In the latest example of surprise medical billing gone very wrong, patients who require anesthesia for elective procedures – from dental fixes to more complex surgeries – often learn days after that they are victims of a surprise bill.

According to a recent report released in JAMA this year, researchers analyzed data from 350,000 patients and found that more than 20% got hit with a surprise bill after an elective surgery. One of the top culprits behind these excessive charges? Anesthesiologists.

According to the report, “anesthesiologists are often cited as the most common source of out-of-network bills in surgery” since patients usually don’t have a choice when it comes to picking a particular specialist. Of the claims analyzed, anesthesiologists were responsible for roughly 37% of the surprise bills with an average charge of more than $1,200. Keep in mind – a Federal Reserve report found that nearly 40% of adults in the United States in 2018 would have trouble paying an unexpected $400 bill.

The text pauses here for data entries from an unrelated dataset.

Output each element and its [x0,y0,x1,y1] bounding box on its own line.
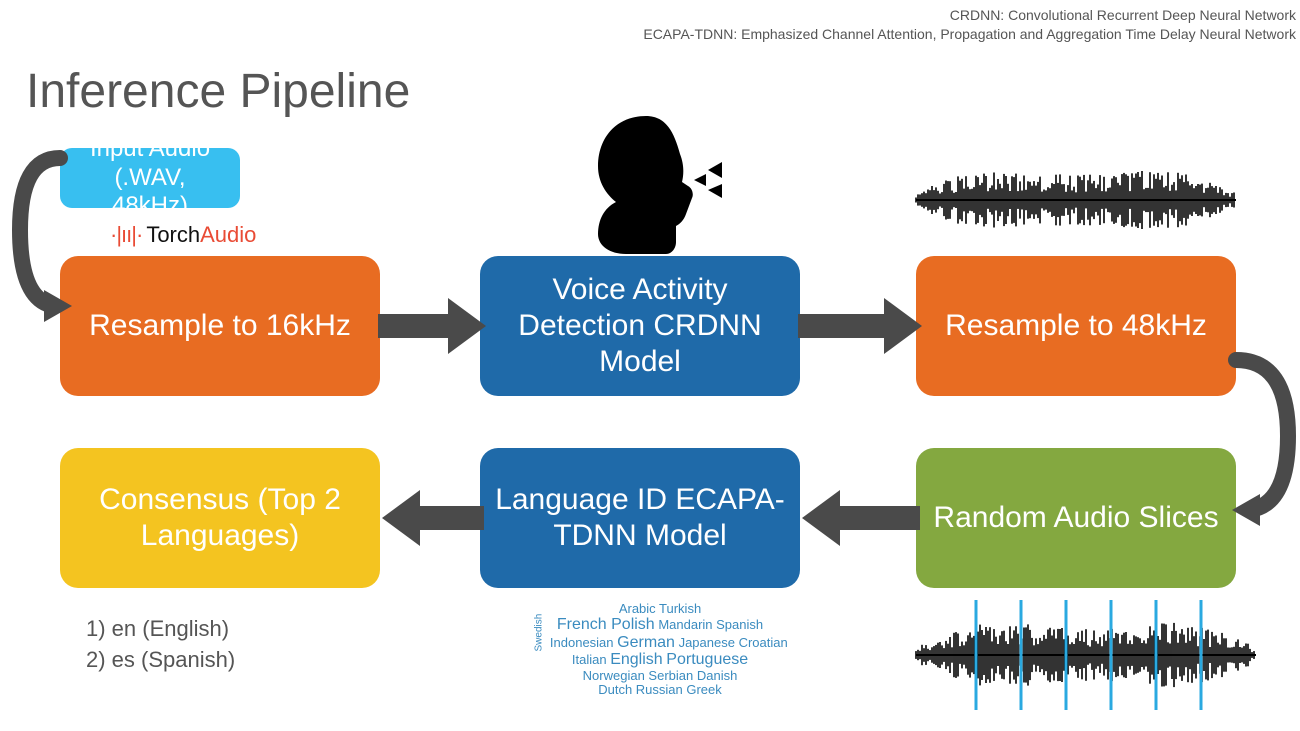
torchaudio-icon: ·|ıı|· [110,222,142,247]
wc-row: Dutch Russian Greek [530,683,790,697]
output-list: 1) en (English) 2) es (Spanish) [86,614,235,676]
arrow-slices-to-langid [800,490,920,546]
speaking-head-icon [576,108,736,258]
wc-row: Norwegian Serbian Danish [530,669,790,683]
language-wordcloud: Arabic Turkish French Polish Mandarin Sp… [530,602,790,698]
wc-row: Swedish Indonesian German Japanese Croat… [530,634,790,652]
note-crdnn: CRDNN: Convolutional Recurrent Deep Neur… [643,6,1296,25]
arrow-vad-to-r48 [798,298,924,354]
box-language-id: Language ID ECAPA-TDNN Model [480,448,800,588]
arrow-input-to-resample16 [14,150,104,320]
note-ecapa: ECAPA-TDNN: Emphasized Channel Attention… [643,25,1296,44]
waveform-icon-top [916,150,1236,250]
torchaudio-suffix: Audio [200,222,256,247]
abbreviation-notes: CRDNN: Convolutional Recurrent Deep Neur… [643,6,1296,44]
output-1: 1) en (English) [86,614,235,645]
box-resample-16khz: Resample to 16kHz [60,256,380,396]
box-consensus: Consensus (Top 2 Languages) [60,448,380,588]
box-random-slices: Random Audio Slices [916,448,1236,588]
output-2: 2) es (Spanish) [86,645,235,676]
box-resample-48khz: Resample to 48kHz [916,256,1236,396]
page-title: Inference Pipeline [26,64,410,119]
arrow-langid-to-consensus [380,490,484,546]
wc-row: Italian English Portuguese [530,651,790,669]
torchaudio-label: ·|ıı|·TorchAudio [110,222,256,248]
wc-row: French Polish Mandarin Spanish [530,616,790,634]
box-vad-crdnn: Voice Activity Detection CRDNN Model [480,256,800,396]
waveform-slices-icon [916,600,1256,710]
wc-row: Arabic Turkish [530,602,790,616]
torchaudio-prefix: Torch [146,222,200,247]
arrow-r16-to-vad [378,298,488,354]
arrow-r48-to-slices [1232,352,1300,522]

The implications of these charges are very real. In October, a new report from the Government Accountability Office found that “on average, private insurers paid more than 3.5 times what Medicare paid for anesthesia services in 2018.” By refusing to participate in provider networks, anesthesiologists can charge patients thousands of dollars for out-of-network services, then turn around and demand equally high reimbursement if they choose to go in-network. It’s a trend that contributes to the rising cost of health insurance premiums across the country.

Congress knows how to fix this problem – and can take action. By aligning out-of-network charges with in-network rates, more than 100 million Americans would be protected from surprise charges from anesthesiologists and other out-of-network providers. This is the best and only way to close the market loopholes that allow private equity-backed providers and out-of-network specialists to take advantage of patients at their most vulnerable.